Ray Washburne, chief executive of Overseas Private Investment Corporation (OPIC) told Reuters Monday that the huge infrastructure projects that these debts are financing are not economically viable.
The infrastructure that Washburne was referring to is part of a strategy dubbed “Belt and Road” initiative that aims to build an infrastructure network connecting China by land and sea to Southeast Asia, Central Asia, the Middle East, Europe and Africa.
However the OPIC official says that this move could a debt trap for many poor nations.
“Just look at any project in these countries and they’re overbuilding the size,” he said. “We try to have countries realize that they’re indebting themselves to the Chinese.”
Mr Washburne warning comes at time when China has already taken control of a major port in Sri Lanka after the country failed to a debt owed to Chinese firms.
New York Times reported in 2017 that Sri Lanka owes more than $8 billion to state-controlled Chinese firms.
Concerns are being raised that the strategic port in the tiny Horn of Africa nation of Djibouti could be next but the government has denied.
Early this year, former US top diplomat Rex Tillerson observed that China’s economic development plan in Africa was fueling dependency and risks putting democratic growth on the continent in jeopardy.
The criticism against China comes amid increased investment by the country especially in Africa in projects ranging from road and rail infrastructure to energy and water sectors.
In Kenya for example, China is helping the country build a modern standard gauge railway project whose first phase is already complete.

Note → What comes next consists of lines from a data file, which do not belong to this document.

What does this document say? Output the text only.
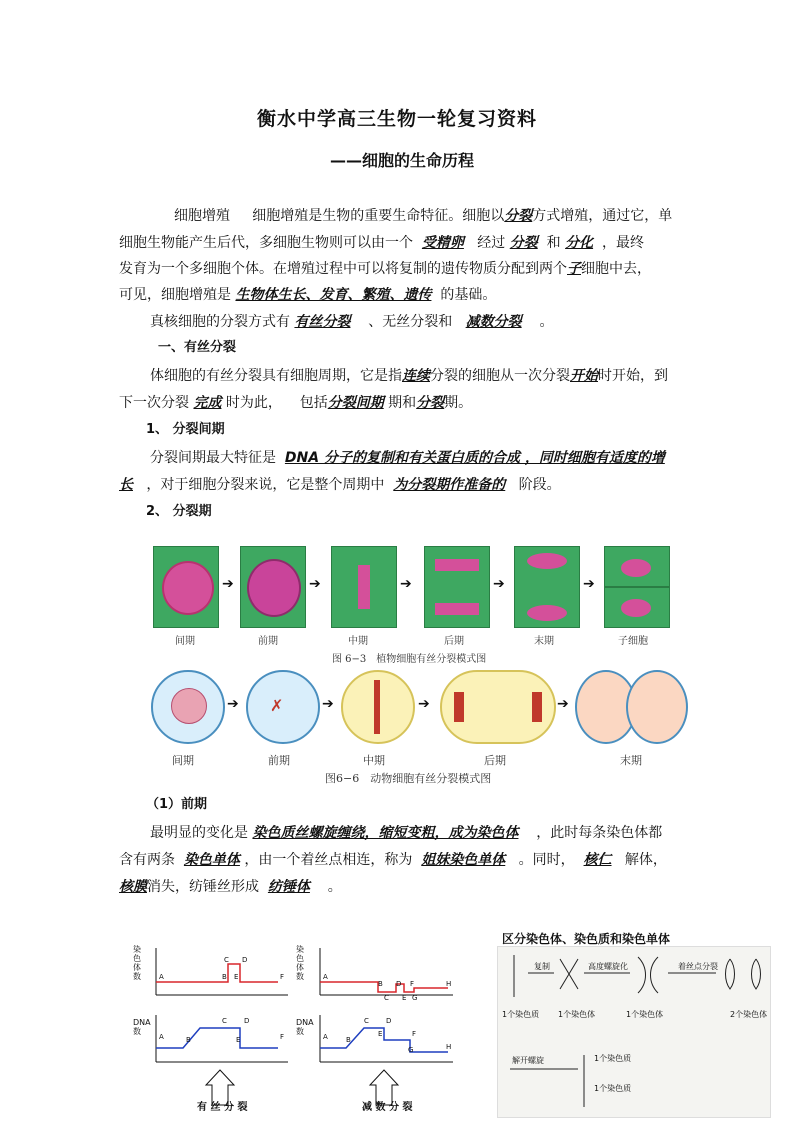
衡水中学高三生物一轮复习资料
——细胞的生命历程
细胞增殖 细胞增殖是生物的重要生命特征。细胞以分裂方式增殖，通过它，单
细胞生物能产生后代，多细胞生物则可以由一个 受精卵 经过 分裂 和 分化 ，最终
发育为一个多细胞个体。在增殖过程中可以将复制的遗传物质分配到两个子细胞中去，
可见，细胞增殖是 生物体生长、发育、繁殖、遗传 的基础。
真核细胞的分裂方式有 有丝分裂 、无丝分裂和 减数分裂 。
一、有丝分裂
体细胞的有丝分裂具有细胞周期，它是指连续分裂的细胞从一次分裂开始时开始，到
下一次分裂 完成 时为此， 包括分裂间期 期和分裂期。
1、 分裂间期
分裂间期最大特征是 DNA 分子的复制和有关蛋白质的合成 ，同时细胞有适度的增
长 ，对于细胞分裂来说，它是整个周期中 为分裂期作准备的 阶段。
2、 分裂期
➔	➔	➔	➔	➔
间期	前期	中期	后期	末期	子细胞
图 6−3　植物细胞有丝分裂模式图
➔ ✗	➔	➔	➔
间期	前期	中期	后期	末期
图6−6　动物细胞有丝分裂模式图
（1）前期
最明显的变化是 染色质丝螺旋缠绕，缩短变粗，成为染色体 ，此时每条染色体都
含有两条 染色单体 ，由一个着丝点相连，称为 姐妹染色单体 。同时， 核仁 解体，
核膜消失，纺锤丝形成 纺锤体 。
染色体数
DNA数
染色体数
DNA数
有 丝 分 裂	减 数 分 裂
A	B
C D
E	F
A	B
C D
E	F
A
B
C
D
E
F
G
H
A	B
C D
E	F
G	H
区分染色体、染色质和染色单体
复制	高度螺旋化	着丝点分裂
1个染色质 1个染色体	1个染色体	2个染色体
解开螺旋	1个染色质
1个染色质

Construction of the second phase has already started amid opposition by environmentalists that the rail is passing through an animal park.
In Ethiopia, China is involved in the construction of several industrial parks aimed at transforming the country into a garment manufacturing hub.
The Hawassa Industrial Park for instance, has proved successful in just less than a year as it has attracted various world-class textile and apparel companies to the east African country.
The industrial zone has so far welcomed 18 companies that have already started operations inside the park. Six of them are presently exporting their products to the international market.
Early last year, Nigeria’s president, was seeking approval from lawmakers to borrow nearly $6bn from the Export-Import Bank of China for railway projects, as his government soughy to revive a recession-hit economy through spending on big infrastructure projects.
Nigeria is also planning to build a $5.8 billion hydro-power station in the country’s eastern Mambila region with a capacity to generate 3,050 megawatts with China’s support.